The Impact of Taiwan Terrain on Tropical Cyclone Track

Friday, 22 April 2016: 1:00 PM
Ponce de Leon C (The Condado Hilton Plaza)
Kuan-Chieh Huang, National Taiwan University, Taipei, Taiwan; and C. C. Wu

Both observational and numerical studies have shown that a tropical cyclone (TC) tends to deflect when approaching and passing over a mesoscale mountain range. The role of the terrain-induced channeling effect has been identified in our previous series of studies. In order to further understand the roles of orographic influence, idealized experiments are conducted in Weather Research and Forecasting (WRF) Model with 3-km horizontal resolution. Consistent with previous studies, the simulated west-moving TC shows pronounced southward track deflection when approaching the topography at certain flow regimes.

Deep layer mean advection (steering flow) calculated in the inner-core region of the TC aligns with the TC motion before landfall. Different from the mechanism related to the channeling-effect-induced low-level-jet as suggested in some previous studies, this study indicates that the leading role of the northerly asymmetric flow in the lower-middle levels in causing the southward deflection of the simulated TC track. This result suggests a different mechanism that contributes to the terrain-induced southward track deflection.
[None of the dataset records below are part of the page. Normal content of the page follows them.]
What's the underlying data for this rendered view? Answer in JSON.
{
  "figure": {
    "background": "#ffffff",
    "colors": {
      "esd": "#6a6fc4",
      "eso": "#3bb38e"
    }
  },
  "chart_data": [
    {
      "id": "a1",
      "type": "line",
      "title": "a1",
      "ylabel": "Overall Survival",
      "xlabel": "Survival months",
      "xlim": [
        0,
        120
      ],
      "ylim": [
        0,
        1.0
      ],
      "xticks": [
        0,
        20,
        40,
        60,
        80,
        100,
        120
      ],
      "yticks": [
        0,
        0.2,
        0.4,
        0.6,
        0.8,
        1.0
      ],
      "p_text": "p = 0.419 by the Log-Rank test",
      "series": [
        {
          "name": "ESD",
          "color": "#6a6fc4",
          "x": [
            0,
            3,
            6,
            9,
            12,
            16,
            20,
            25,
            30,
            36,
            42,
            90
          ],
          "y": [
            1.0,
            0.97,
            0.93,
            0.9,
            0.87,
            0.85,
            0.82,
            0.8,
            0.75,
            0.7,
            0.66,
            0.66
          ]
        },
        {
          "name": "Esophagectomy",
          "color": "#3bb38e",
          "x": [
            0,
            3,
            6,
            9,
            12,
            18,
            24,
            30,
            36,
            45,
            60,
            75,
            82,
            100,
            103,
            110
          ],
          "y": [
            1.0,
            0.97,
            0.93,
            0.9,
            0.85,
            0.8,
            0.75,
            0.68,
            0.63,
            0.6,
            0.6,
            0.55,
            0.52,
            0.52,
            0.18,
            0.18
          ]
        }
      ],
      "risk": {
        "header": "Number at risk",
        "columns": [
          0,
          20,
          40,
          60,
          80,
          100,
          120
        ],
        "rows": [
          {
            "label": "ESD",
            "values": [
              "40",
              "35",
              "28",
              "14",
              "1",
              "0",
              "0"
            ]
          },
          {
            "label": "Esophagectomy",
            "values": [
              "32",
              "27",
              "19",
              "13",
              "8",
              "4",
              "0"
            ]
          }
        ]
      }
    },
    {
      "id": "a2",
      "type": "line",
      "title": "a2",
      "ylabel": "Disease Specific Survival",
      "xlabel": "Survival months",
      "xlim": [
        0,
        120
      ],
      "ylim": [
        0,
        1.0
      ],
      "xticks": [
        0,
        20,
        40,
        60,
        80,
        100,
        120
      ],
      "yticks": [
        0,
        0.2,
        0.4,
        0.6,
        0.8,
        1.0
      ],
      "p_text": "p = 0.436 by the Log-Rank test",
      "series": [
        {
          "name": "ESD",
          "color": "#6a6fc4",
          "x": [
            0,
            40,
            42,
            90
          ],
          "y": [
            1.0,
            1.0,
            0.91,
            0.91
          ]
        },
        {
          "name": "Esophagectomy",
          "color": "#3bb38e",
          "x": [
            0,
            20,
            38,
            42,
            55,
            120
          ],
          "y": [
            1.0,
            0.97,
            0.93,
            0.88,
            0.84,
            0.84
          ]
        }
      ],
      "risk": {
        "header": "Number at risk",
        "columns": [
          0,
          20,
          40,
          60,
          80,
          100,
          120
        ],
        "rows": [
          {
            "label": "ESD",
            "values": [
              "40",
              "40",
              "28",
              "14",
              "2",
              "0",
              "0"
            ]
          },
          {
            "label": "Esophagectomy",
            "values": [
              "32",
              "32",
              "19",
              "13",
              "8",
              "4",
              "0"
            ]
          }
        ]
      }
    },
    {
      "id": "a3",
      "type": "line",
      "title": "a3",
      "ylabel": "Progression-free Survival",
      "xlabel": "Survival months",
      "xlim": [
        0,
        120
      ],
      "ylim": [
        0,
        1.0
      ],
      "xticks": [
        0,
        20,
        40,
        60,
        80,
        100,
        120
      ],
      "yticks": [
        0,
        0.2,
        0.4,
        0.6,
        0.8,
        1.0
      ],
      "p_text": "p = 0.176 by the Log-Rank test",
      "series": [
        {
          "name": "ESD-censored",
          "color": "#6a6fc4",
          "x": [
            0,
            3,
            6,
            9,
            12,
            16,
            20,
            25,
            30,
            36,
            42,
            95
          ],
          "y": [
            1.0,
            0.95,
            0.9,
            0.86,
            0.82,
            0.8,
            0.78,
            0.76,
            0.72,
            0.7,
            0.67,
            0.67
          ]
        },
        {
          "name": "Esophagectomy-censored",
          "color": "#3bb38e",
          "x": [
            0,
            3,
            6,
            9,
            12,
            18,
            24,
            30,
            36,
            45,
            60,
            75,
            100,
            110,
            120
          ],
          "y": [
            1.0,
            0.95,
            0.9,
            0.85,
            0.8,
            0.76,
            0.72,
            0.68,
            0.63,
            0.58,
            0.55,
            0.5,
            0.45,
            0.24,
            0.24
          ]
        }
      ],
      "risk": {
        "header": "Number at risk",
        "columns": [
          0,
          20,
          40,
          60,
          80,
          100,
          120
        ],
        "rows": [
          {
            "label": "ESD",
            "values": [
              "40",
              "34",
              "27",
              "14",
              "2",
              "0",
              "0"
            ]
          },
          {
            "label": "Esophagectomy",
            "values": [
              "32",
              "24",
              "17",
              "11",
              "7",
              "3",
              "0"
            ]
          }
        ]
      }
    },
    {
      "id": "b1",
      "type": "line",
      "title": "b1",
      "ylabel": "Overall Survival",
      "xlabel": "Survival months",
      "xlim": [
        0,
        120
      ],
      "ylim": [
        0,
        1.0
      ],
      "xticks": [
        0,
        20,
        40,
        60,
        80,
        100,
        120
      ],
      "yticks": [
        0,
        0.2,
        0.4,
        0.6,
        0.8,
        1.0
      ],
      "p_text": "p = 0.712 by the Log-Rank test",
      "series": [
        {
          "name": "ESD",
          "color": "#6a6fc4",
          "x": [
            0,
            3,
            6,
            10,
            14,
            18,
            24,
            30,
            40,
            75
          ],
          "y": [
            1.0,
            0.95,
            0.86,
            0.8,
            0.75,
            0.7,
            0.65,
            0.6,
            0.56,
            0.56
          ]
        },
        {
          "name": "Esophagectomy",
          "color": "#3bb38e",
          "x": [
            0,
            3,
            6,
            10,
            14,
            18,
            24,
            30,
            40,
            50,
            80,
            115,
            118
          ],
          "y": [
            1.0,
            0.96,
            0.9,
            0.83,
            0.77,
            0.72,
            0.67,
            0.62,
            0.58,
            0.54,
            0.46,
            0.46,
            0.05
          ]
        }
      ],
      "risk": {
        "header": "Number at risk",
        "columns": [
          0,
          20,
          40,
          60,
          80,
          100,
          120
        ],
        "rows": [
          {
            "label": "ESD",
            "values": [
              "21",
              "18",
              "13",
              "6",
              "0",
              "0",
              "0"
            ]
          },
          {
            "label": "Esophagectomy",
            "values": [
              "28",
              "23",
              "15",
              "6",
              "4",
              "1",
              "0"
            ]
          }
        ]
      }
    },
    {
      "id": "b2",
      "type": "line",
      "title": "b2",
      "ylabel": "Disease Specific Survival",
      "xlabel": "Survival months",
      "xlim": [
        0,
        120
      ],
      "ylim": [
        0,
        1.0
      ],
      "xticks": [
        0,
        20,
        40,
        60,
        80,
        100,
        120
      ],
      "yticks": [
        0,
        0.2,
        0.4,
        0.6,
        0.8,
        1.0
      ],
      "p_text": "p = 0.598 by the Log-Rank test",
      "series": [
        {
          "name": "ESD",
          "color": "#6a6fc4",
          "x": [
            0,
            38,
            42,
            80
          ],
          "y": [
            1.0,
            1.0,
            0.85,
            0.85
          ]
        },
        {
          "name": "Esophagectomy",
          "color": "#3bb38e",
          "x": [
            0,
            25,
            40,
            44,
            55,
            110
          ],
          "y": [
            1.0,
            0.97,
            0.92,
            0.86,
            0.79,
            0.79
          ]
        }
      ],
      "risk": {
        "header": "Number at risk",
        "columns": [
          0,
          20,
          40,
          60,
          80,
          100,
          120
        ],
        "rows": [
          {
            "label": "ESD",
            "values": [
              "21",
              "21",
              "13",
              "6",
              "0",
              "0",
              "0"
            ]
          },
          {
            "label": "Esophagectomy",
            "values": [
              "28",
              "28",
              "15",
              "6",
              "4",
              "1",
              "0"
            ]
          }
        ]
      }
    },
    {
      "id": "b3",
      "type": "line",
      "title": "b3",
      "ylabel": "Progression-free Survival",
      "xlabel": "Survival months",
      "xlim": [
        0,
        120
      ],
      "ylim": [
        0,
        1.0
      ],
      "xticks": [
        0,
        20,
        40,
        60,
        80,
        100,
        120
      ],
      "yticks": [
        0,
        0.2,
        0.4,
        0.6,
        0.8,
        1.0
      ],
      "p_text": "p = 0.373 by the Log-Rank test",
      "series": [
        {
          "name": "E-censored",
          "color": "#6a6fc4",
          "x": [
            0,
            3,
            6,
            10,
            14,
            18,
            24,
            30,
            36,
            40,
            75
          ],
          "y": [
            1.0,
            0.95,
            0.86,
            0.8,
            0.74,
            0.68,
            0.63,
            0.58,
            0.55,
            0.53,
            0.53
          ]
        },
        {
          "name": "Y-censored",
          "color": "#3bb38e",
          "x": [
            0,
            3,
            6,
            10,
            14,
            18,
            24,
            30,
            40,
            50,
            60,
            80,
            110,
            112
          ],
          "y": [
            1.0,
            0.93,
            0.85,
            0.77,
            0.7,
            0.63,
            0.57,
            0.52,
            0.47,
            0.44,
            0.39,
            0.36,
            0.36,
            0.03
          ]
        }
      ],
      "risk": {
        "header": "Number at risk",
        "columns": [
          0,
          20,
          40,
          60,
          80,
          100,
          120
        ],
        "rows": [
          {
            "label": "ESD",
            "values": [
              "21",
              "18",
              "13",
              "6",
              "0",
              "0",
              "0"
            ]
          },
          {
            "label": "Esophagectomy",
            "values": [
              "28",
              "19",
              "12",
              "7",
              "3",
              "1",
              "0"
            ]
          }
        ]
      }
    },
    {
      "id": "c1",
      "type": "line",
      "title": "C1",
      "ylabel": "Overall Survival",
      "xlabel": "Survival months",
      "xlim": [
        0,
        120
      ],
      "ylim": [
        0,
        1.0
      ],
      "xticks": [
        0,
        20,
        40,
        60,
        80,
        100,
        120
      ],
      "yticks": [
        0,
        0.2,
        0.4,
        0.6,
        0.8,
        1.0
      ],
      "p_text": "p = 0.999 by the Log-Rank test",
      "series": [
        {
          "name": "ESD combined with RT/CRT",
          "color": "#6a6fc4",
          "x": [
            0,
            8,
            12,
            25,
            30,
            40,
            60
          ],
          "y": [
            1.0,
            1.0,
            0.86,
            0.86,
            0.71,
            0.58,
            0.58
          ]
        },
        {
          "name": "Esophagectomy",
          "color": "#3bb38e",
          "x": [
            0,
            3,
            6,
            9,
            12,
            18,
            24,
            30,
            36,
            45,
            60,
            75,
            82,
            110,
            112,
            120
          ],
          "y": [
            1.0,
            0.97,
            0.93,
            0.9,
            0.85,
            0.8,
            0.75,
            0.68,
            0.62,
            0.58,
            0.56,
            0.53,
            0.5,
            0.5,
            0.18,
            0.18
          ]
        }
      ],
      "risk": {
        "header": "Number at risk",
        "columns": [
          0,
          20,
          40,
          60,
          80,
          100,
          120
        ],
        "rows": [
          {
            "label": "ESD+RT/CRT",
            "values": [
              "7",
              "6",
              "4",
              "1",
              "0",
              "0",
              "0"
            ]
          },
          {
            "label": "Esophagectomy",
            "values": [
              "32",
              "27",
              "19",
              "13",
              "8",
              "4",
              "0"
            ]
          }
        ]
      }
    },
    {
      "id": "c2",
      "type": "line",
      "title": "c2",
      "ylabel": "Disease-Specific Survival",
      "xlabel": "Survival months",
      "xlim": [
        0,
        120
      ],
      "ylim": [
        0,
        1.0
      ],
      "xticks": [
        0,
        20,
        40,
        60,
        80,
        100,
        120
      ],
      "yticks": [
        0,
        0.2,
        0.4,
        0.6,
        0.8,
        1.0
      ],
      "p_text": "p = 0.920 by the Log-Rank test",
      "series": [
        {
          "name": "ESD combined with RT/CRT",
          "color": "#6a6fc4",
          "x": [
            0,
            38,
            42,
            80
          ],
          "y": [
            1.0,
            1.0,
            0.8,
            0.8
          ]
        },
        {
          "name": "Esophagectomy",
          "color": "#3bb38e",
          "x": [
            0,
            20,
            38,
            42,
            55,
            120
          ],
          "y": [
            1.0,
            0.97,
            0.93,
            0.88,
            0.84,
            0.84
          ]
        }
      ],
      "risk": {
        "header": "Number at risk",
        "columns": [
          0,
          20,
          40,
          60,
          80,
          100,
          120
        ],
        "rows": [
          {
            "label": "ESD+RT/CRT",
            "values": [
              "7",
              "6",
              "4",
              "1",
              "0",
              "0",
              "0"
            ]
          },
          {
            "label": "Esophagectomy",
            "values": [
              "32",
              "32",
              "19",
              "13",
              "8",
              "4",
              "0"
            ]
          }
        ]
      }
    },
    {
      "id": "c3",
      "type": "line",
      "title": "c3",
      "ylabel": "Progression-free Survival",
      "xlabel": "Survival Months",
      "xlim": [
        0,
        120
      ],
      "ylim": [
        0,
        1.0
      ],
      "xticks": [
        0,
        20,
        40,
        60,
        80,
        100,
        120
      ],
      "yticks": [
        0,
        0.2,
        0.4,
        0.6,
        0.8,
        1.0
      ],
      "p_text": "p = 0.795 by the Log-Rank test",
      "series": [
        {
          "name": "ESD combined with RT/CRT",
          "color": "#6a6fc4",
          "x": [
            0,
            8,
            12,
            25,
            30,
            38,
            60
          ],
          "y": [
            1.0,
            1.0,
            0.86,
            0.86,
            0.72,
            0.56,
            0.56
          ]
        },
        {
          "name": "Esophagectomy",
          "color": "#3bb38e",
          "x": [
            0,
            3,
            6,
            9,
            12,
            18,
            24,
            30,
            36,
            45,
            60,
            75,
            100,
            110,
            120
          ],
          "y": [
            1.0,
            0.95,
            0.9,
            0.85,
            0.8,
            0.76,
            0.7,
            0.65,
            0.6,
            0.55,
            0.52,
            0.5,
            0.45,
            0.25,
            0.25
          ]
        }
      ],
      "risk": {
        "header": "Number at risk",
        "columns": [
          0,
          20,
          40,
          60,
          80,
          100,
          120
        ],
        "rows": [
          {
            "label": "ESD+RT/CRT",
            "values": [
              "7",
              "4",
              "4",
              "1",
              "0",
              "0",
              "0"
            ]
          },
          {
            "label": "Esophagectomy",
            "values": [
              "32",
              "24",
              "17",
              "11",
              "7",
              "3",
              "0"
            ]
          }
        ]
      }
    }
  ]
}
Potential vorticity tendency diagnosis can also grasp the southward deflection of the TC. Consistent with the concept of steering flow, horizontal advection contributes to the deflection of track significantly, while the role of vertical advection and diabatic heating is negligible. The southward advection flow in PV tendency appears at middle levels. The uncertainty of the calculation of PV tendency diagnosis is also discussed in this study. Work is ongoing to apply PV tendency diagnosis to investigate the topography-induced deflection of TC track under various flow regimes.